If pricing cannot be re-fetched (offline, vendor page unreachable), proceed with the on-file rates but flag the figure as (rates as of <accessed-date>, not re-verified) in the report.
Default Budgets
When hatch.json has no costTracking section, apply these defaults (report-only — no hard stop unless hardStop: true):
| Budget Type | Default |
|---|---|
sessionBudget |
$10.00 |
issueBudget |
$5.00 |
epicBudget |
$25.00 |
warningThresholds |
[0.5, 0.75, 0.9] |
hardStop |
false |
Enforcement
| Threshold | Action |
|---|---|
| 50% | Log warning, continue |
| 75% | Alert user, suggest optimization |
| 90% | Strong warning, recommend delegation or checkpoint |
| 100% | Stop (if hardStop: true) or alert and continue |
Step 3: Identify Optimizations
Review usage patterns for savings:
- Large file reads: Were files read multiple times without changes? Cache instead.
- Model tier: Could routine tasks (linting, formatting) use a faster/cheaper model?
- Context bloat: Is irrelevant context accumulating? Summarize and trim.
- Batching: Were multiple small tool calls made that could be combined?
- Scope creep: Did work expand beyond the original issue? Scope back.
Step 4: Generate Report
Produce a cost report in this format:
## Cost Report: {scope}
**Period:** {session/issue/sprint}
**Token Usage:**
- Input tokens (uncached): ~{n}
- Cache-read tokens: ~{n} (billed ~0.1x base input)
- Cache-write tokens: ~{n} (billed 1.25x / 2x by TTL)
- Output tokens: ~{n}
- Total tokens: ~{n}
**Estimated Cost:** ${amount} ({model-id}, rates accessed {YYYY-MM-DD})

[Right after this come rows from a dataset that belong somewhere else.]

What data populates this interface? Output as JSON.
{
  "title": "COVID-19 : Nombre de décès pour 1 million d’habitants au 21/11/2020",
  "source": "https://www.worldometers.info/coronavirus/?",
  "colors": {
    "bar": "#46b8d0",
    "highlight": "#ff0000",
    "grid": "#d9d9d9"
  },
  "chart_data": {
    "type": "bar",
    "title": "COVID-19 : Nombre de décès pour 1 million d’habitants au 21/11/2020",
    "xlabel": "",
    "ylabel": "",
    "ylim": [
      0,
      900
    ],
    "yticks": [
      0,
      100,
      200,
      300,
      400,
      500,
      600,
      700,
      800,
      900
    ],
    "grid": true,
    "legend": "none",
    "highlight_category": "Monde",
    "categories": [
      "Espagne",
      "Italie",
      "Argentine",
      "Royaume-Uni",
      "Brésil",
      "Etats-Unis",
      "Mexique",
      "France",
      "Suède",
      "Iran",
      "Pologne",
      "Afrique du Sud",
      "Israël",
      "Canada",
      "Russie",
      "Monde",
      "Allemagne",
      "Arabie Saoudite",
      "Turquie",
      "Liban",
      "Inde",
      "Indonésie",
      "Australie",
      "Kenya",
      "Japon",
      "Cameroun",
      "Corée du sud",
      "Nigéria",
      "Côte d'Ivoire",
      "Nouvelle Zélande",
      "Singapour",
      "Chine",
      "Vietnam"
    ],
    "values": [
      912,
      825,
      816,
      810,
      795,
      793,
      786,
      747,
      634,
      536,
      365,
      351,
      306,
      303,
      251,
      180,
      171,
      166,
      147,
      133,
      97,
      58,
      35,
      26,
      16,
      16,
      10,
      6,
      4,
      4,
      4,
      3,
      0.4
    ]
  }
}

**Budget Status:** {amount} / {budget} ({percentage}%)
**Breakdown:**
| Phase | Tokens | Cost | % of Total |
|-------|--------|------|-----------|
| Planning | ~{n} | ${x} | {%} |
| Implementation | ~{n} | ${x} | {%} |
| Testing | ~{n} | ${x} | {%} |
| Review | ~{n} | ${x} | {%} |
| Sub-agents | ~{n} | ${x} | {%} |
**Optimization Opportunities:**
- {suggestions based on usage patterns}
Include total estimated tokens (uncached input + cache-read + cache-write + output), estimated cost at the named-model rate with its accessed: date, budget status (if configured), and top optimization opportunities. Always present estimated values with the ~ prefix. Never report a dollar figure without the model ID and rate-access date. Never suppress threshold alerts.
Error Handling
- Token usage data unavailable: If the platform does not expose token metrics, use input/output character counts divided by 4 as an estimate. Note the approximation method in the report.
- Budget limit exceeded mid-session: Stop non-critical operations, produce a partial cost report, and recommend which remaining tasks to defer or delegate to a lower-cost model.
- Cost configuration missing from hatch.json: Operate in report-only mode and note that budget enforcement is inactive. Recommend adding cost configuration to enable guardrails.
Definition of Done
- Cost configuration reviewed (or report-only mode noted)
- Token usage estimated for current session (uncached input / cache-read / cache-write / output split)
- Pricing rates verified current per Step 2a; report cites model ID + rate
accessed:date - Optimization opportunities identified
- Cost report generated with budget status
Related Skills & Agents
- Skill:
hatch3r-context-health— context health monitoring complements cost tracking for session management
References
- Anthropic API pricing — accessed 2026-06-05, official-docs (Anthropic). Source for the per-million-token input/output rates per named model (Haiku 4.5 $1/$5, Sonnet 4.6 $3/$15, Opus 4.8 $5/$25) and the cache-read 0.1x / cache-write 1.25x-2x multipliers in Step 2; these drift between model releases — re-verify per Step 2a when running a cost report.
- Token counting — Anthropic API docs — accessed 2026-06-05, official-docs (Anthropic). Source for treating the ~4-characters-per-token figure as an approximation; the documented count-tokens endpoint is authoritative when exact counts are required.